The University of Wisconsin-Madison (UW-Madison) and its project team will develop new integrated motor drives (IMDs) using current-source inverters (CSIs). Recent advances in both silicon carbide (SiC) and gallium nitride (GaN) wide-bandgap semiconductor devices make these power switches well-suited for the selected CSI topology that the team plans to integrate into high-efficiency electric motors with spinning permanent magnets. The objective is to take advantage of the special performance characteristics of the technology to increase the penetration of variable-speed drives into heating, ventilating, and air conditioning (HVAC) applications. Many of the HVAC installations in the U.S. residential and commercial sectors still use constant-speed motors even though there is a well-recognized potential for major energy savings available by converting them to variable-speed operation. If successful, the new IMDs will be capable of producing significant energy savings in a wide variety of industrial, commercial, and residential applications ranging from air conditioners to pumps and compressors.
If successful, CIRCUITS projects will enable further development of a new class of power converters suitable for a broad range of applications including motor drives for heavy equipment and consumer appliances, electric vehicle battery charging, high-performance computer data centers, grid applications for stability and resilience, and emerging electric propulsion systems.

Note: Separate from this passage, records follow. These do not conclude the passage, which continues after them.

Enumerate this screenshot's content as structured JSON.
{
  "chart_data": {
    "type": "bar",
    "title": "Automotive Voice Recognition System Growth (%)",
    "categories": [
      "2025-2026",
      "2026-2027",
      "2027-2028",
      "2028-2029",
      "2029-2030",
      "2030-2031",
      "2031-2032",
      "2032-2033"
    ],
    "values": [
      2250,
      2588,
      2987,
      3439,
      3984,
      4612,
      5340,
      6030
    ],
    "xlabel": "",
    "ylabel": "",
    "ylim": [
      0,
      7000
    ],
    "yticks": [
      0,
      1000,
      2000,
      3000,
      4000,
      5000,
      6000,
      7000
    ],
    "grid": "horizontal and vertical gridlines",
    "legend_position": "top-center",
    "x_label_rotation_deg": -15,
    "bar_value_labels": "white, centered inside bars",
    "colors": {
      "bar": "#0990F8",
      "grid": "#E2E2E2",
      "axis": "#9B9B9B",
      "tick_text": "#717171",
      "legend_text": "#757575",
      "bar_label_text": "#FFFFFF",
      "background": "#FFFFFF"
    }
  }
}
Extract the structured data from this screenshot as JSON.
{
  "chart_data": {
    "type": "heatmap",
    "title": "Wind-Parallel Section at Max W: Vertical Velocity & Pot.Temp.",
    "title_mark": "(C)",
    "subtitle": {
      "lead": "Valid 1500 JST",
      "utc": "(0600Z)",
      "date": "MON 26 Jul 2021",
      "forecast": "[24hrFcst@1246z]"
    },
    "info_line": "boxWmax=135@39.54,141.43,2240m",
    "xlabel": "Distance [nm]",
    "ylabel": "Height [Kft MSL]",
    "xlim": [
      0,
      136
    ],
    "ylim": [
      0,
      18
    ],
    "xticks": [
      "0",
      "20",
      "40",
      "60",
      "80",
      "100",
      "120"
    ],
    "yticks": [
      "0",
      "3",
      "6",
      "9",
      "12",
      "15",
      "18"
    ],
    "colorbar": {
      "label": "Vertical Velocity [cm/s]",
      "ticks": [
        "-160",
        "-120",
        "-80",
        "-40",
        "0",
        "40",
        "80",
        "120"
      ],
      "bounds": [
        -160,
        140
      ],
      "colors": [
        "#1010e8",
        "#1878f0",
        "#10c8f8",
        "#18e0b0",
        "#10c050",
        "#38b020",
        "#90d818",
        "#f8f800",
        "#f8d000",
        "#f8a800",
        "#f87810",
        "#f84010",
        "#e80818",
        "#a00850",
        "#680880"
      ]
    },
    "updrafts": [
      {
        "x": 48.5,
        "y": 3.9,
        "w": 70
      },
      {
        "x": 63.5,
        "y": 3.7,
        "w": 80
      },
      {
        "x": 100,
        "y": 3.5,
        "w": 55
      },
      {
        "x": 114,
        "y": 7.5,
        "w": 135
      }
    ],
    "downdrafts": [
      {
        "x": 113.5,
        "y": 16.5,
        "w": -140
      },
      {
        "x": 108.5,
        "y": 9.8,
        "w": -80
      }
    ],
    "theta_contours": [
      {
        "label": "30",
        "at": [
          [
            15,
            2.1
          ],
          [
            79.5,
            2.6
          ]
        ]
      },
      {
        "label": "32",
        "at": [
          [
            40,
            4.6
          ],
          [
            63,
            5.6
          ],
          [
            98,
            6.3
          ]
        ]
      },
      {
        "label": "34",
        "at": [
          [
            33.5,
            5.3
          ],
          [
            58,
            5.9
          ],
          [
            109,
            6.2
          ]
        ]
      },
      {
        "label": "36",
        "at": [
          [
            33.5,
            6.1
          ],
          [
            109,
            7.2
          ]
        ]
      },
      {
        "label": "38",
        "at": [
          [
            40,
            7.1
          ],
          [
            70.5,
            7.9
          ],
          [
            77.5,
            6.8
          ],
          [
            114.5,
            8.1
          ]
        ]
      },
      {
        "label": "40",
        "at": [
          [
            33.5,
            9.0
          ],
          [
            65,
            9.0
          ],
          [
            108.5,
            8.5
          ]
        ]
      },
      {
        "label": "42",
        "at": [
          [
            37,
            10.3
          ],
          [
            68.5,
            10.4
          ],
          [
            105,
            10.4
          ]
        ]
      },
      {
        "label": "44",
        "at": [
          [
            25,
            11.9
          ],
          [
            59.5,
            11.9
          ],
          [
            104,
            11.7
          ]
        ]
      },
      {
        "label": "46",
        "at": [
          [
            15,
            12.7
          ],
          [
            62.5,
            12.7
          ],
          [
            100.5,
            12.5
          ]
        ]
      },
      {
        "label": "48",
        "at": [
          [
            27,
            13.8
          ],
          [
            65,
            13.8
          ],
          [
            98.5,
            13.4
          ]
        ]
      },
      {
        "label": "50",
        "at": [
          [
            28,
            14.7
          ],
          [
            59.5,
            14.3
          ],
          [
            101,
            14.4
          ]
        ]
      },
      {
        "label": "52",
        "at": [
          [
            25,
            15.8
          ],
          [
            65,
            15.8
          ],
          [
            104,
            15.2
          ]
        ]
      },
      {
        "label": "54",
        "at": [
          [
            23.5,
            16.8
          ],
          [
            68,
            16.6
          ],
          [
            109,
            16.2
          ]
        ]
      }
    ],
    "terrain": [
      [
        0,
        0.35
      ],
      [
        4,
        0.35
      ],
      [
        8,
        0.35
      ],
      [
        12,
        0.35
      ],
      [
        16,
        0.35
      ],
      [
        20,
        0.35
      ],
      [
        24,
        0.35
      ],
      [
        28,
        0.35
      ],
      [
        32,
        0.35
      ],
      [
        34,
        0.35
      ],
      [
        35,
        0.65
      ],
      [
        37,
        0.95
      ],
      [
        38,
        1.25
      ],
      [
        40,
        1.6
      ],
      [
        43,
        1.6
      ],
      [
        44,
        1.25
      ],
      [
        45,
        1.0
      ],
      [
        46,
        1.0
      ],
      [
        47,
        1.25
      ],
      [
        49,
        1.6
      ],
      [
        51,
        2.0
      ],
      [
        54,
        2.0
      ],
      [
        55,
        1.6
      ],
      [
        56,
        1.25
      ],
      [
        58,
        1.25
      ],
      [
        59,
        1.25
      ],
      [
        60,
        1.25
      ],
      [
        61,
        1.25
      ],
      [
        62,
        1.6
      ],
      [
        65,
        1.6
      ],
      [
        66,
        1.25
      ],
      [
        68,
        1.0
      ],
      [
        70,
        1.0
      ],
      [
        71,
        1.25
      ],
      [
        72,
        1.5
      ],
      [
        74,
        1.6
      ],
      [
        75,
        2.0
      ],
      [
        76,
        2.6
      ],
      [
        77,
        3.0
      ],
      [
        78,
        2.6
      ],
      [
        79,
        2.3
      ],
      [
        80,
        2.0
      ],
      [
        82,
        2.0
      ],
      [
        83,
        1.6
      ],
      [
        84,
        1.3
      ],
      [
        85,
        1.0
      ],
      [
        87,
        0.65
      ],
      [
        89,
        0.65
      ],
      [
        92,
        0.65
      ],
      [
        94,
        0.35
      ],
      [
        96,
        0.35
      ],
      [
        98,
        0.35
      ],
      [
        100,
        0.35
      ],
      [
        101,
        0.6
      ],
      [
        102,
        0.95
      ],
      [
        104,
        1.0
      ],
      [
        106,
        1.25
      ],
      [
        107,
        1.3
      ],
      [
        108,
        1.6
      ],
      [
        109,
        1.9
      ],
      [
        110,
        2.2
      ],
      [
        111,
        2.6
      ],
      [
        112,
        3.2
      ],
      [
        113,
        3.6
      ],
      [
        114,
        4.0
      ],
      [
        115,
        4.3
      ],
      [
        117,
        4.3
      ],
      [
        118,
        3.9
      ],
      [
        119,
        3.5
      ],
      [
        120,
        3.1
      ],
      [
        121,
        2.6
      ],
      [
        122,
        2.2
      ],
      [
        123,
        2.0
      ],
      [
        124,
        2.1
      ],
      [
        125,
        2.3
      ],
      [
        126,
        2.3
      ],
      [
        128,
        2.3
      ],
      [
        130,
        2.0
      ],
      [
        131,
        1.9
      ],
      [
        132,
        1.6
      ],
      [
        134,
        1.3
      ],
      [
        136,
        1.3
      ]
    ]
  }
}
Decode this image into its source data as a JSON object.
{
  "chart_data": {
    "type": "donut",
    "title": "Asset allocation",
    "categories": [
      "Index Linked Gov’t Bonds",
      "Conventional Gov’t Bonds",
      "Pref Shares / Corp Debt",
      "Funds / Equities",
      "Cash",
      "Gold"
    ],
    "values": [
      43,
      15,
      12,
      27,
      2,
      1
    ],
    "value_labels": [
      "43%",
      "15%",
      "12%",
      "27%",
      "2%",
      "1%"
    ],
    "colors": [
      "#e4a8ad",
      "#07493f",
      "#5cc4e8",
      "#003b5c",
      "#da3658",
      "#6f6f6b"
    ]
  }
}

More robust power electronics that withstand higher operating temperatures, have increased durability, a smaller form factor, and higher efficiency will significantly improve the reliability and security of a resilient electrical grid.
Low cost and highly efficient power electronics could lead to more affordable electric and hybrid-electric transportation, greater integration of renewable power sources, and higher efficiency electric motors for use in heavy industries and consumer applications.
Electricity is the fastest growing form of end-use energy in the United States. High performance, low cost power electronics would enable significant efficiency gains across the economy, reducing energy costs for businesses and families.